I’ve spent the last year (off and on, thanks to various other work commitments that keep me busy) learning iOS development so I can become rich off my flashlight app help develop innovative products for our clients. I spent a week last fall in the woods outside of Atlanta at Big Nerd Ranch immersing myself in code and spending 14 hours a day in a computer lab (and the rest of my time either asleep or soaking in the in-room jacuzzi tub while reading trashy romance novels on my iPad; a girl needs her down time). And since then, I’ve copiously stolen time at the office and at home to devour tutorials, watch training videos, read textbook after textbook… all to further my knowledge of iOS development.

But to anyone developing software for Apple products, there is one conference to end all conferences – the annual Worldwide Developer Conference, or WWDC (“Dub dub” if you want to sound like a nerd trying to sound cool). Attending the conference is no small feat; even if you can afford the cost of a hotel room in and transportation to and from San Francisco, as well as the cost of the conference ticket itself (in the vicinity of $1600), odds are you won’t even get the chance to breathe on a ticket. This year, the 5,000 available tickets for developers (media and Apple-employed engineers also attend) sold out in under two minutes. Thankfully, two of my coworkers and I were able to attend without selling ourselves in the sex trade or making a deal with the devil (Steve Ballmer, in case you wondered), and we spent the last week soaking in all the amazing nerdery. Photographic evidence follows.
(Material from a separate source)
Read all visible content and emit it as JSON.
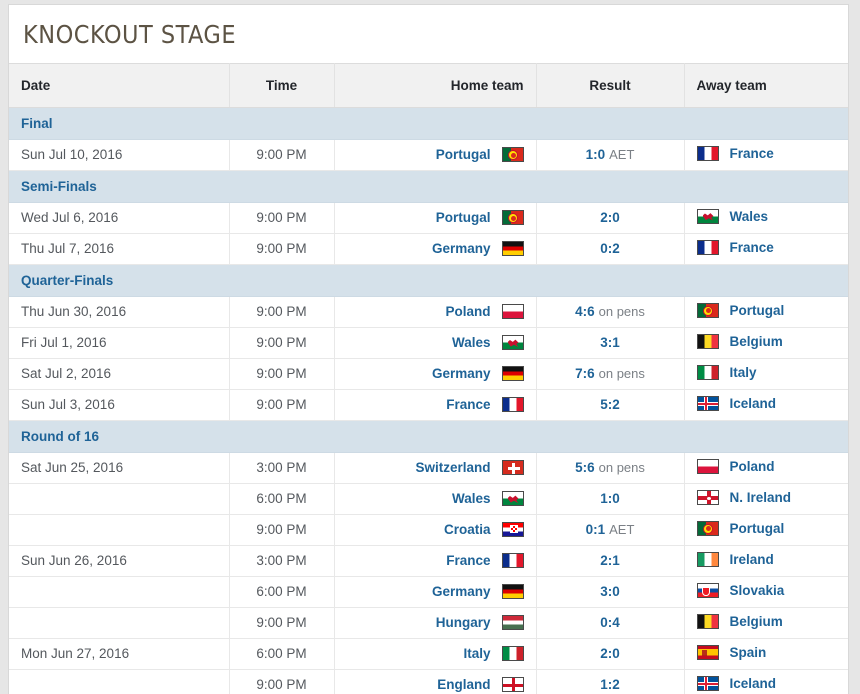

To say WWDC was one of the most amazing experiences of my life… might be overstating it a bit. I mean, I had an awesome wedding, and childbirth can’t be matched. But it was certainly incredible, and I treated the whole week as if it would be my only chance to go (because at the rate tickets sell, it very well might be). I learned so much, most of which I can’t talk about publicly until the new versions of iOS and OS X are released later this year. But it definitely made me feel like I’m on the right path, like I know more and have retained more than I thought I had, and like I can’t wait to get started on a project of my own. The future is now!